Se inicia una legislatura marcada, por un lado, por la guerra sin cuartel entre el poder territorial controlado por el PP y el Gobierno central en manos del PSOE, cautivo a su vez de sus vigilantes en el Congreso y de unos supervisores anónimos en Suiza. Y por otra, por el choque de trenes entre el ejecutivo y el judicial —que también sabe defenderse a dentelladas, como está demostrando estos días—. Todo ello, con el Tribunal Constitucional sometido a una presunción generalizada de parcialidad inédita en los 40 años anteriores de su existencia. Ciertamente, el deterioro de las instituciones y del Estado de derecho ha sido muy profundo en los últimos cinco años. Todo indica que lo será aún más en el tiempo que viene.

Tampoco ayuda precisamente el empecinamiento indefendible del PP en mantener bloqueada indefinidamente la renovación del Consejo General del Poder Judicial. Feijóo sabe bien que condicionar una obligación constitucional a un cambio legislativo no es de recibo. “Nuestros votos no valen menos que los de Puigdemont”, dicen en Génova. ¿A quién se le ha ocurrido semejante burrada? ¿Acaso el PP está dispuesto a emular a Puigdemont?

Foto: Félix Bolaños. (EFE/Fernando Villar)

Mientras siga así, carecerá de autoridad moral para criticar los desafueros institucionales de Sánchez. Con 137 diputados en el Congreso y mayoría absoluta en el Senado, Feijóo tiene una ocasión inmejorable para arrancar un acuerdo equitativo que evite abusos al cubrir la enorme bolsa de vacantes en los principales tribunales. Si no lo hace, esto solo puede tener dos finales: el colapso del sistema judicial y la coartada que espera el Gobierno para consumar una nueva cacicada legislativa cambiando a su gusto las reglas del juego y arramplando con el pastel entero. En ambos casos, el principal culpable ante la sociedad será el PP, y con razón.

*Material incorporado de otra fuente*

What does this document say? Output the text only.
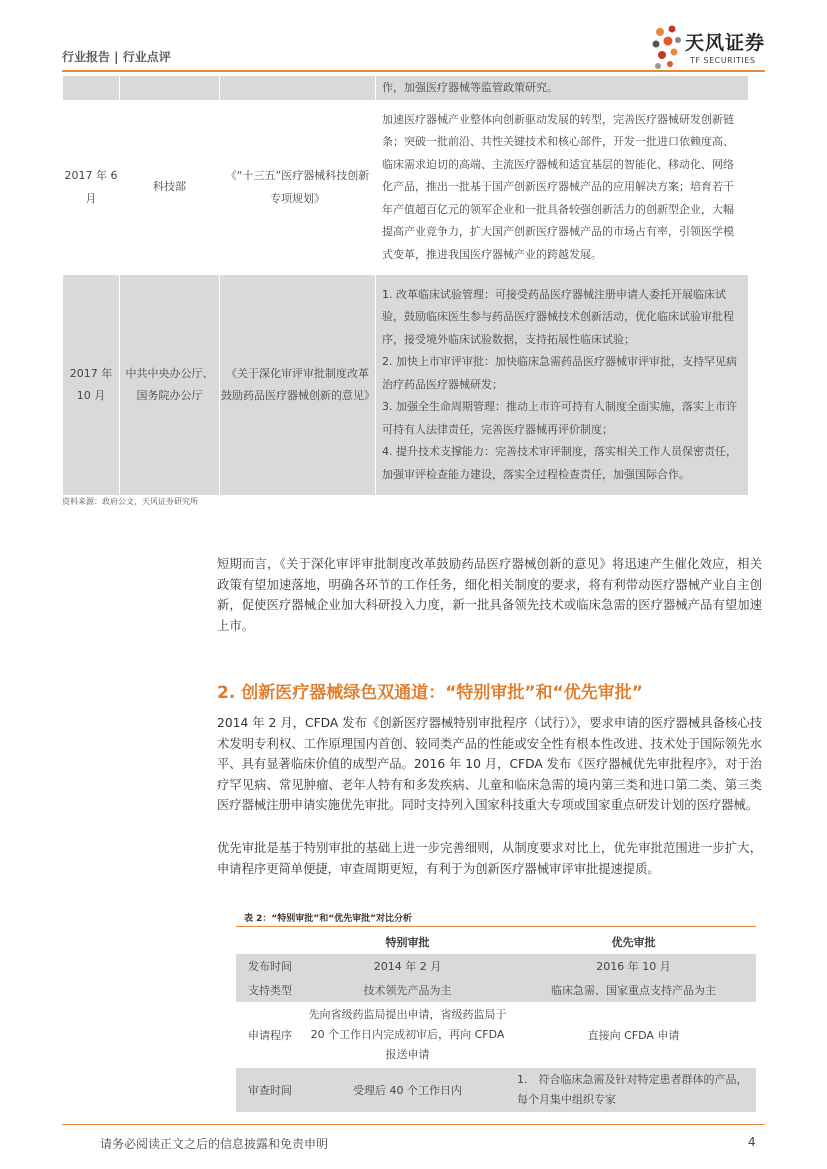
行业报告 | 行业点评
天风证券
TF SECURITIES

			作，加强医疗器械等监管政策研究。

2017 年 6 月	科技部	《“十三五”医疗器械科技创新专项规划》	加速医疗器械产业整体向创新驱动发展的转型，完善医疗器械研发创新链条；突破一批前沿、共性关键技术和核心部件，开发一批进口依赖度高、临床需求迫切的高端、主流医疗器械和适宜基层的智能化、移动化、网络化产品，推出一批基于国产创新医疗器械产品的应用解决方案；培育若干年产值超百亿元的领军企业和一批具备较强创新活力的创新型企业，大幅提高产业竞争力，扩大国产创新医疗器械产品的市场占有率，引领医学模式变革，推进我国医疗器械产业的跨越发展。

2017 年 10 月	中共中央办公厅、国务院办公厅	《关于深化审评审批制度改革鼓励药品医疗器械创新的意见》	1. 改革临床试验管理：可接受药品医疗器械注册申请人委托开展临床试验，鼓励临床医生参与药品医疗器械技术创新活动，优化临床试验审批程序，接受境外临床试验数据，支持拓展性临床试验；

2. 加快上市审评审批：加快临床急需药品医疗器械审评审批，支持罕见病治疗药品医疗器械研发；

3. 加强全生命周期管理：推动上市许可持有人制度全面实施，落实上市许可持有人法律责任，完善医疗器械再评价制度；

4. 提升技术支撑能力：完善技术审评制度，落实相关工作人员保密责任，加强审评检查能力建设，落实全过程检查责任，加强国际合作。

资料来源：政府公文，天风证券研究所

短期而言，《关于深化审评审批制度改革鼓励药品医疗器械创新的意见》将迅速产生催化效应，相关政策有望加速落地，明确各环节的工作任务，细化相关制度的要求，将有利带动医疗器械产业自主创新，促使医疗器械企业加大科研投入力度，新一批具备领先技术或临床急需的医疗器械产品有望加速上市。

2. 创新医疗器械绿色双通道：“特别审批”和“优先审批”

2014 年 2 月，CFDA 发布《创新医疗器械特别审批程序（试行）》，要求申请的医疗器械具备核心技术发明专利权、工作原理国内首创、较同类产品的性能或安全性有根本性改进、技术处于国际领先水平、具有显著临床价值的成型产品。2016 年 10 月，CFDA 发布《医疗器械优先审批程序》，对于治疗罕见病、常见肿瘤、老年人特有和多发疾病、儿童和临床急需的境内第三类和进口第二类、第三类医疗器械注册申请实施优先审批。同时支持列入国家科技重大专项或国家重点研发计划的医疗器械。

优先审批是基于特别审批的基础上进一步完善细则，从制度要求对比上，优先审批范围进一步扩大，申请程序更简单便捷，审查周期更短，有利于为创新医疗器械审评审批提速提质。

表 2：“特别审批”和“优先审批”对比分析
	特别审批	优先审批
发布时间	2014 年 2 月	2016 年 10 月
支持类型	技术领先产品为主	临床急需、国家重点支持产品为主
申请程序	先向省级药监局提出申请，省级药监局于 20 个工作日内完成初审后，再向 CFDA 报送申请	直接向 CFDA 申请
审查时间	受理后 40 个工作日内	1.　符合临床急需及针对特定患者群体的产品，每个月集中组织专家
请务必阅读正文之后的信息披露和免责申明	4
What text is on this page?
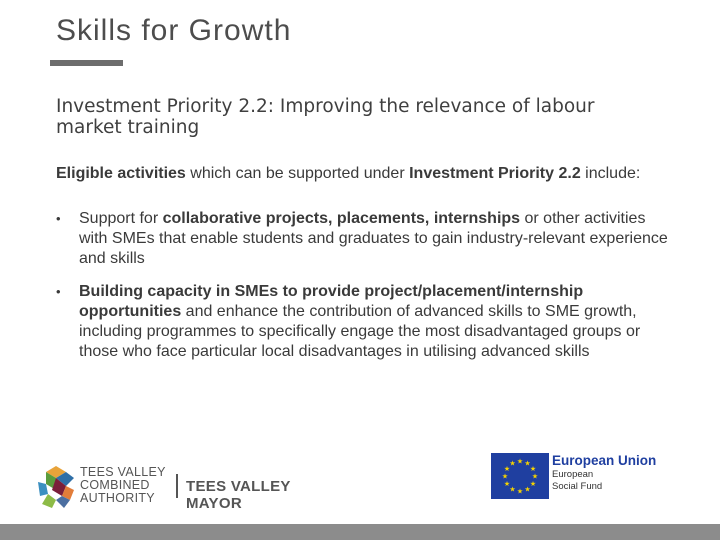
Skills for Growth
Investment Priority 2.2: Improving the relevance of labour market training
Eligible activities which can be supported under Investment Priority 2.2 include:
•	Support for collaborative projects, placements, internships or other activities with SMEs that enable students and graduates to gain industry-relevant experience and skills
•	Building capacity in SMEs to provide project/placement/internship opportunities and enhance the contribution of advanced skills to SME growth, including programmes to specifically engage the most disadvantaged groups or those who face particular local disadvantages in utilising advanced skills
TEES VALLEY
COMBINED
AUTHORITY
TEES VALLEY MAYOR
★
★
★
★
★
★
★
★
★ ★ ★
★
European Union
European
Social Fund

Sé que es una alternativa que jamás debería plantearse en un Estado sano. Pero si me obligan a elegir entre Sánchez y Marchena, me quedo con Marchena. Como todo en la vida, es una cuestión de confianza y de higiene.

La elección de los gobernantes mediante sufragio universal en elecciones limpias y el respeto de la libertad y de los derechos individuales y colectivos de los ciudadanos son las dos primeras condiciones (no las únicas) que permiten distinguir una democracia de una dictadura. Visto así, tiene razón Antonio Muñoz Molina cuando afirma que “quien vivió en persona una dictadura se siente ofendido cuando oye llamar dictadura a este tiempo que ahora vivimos”.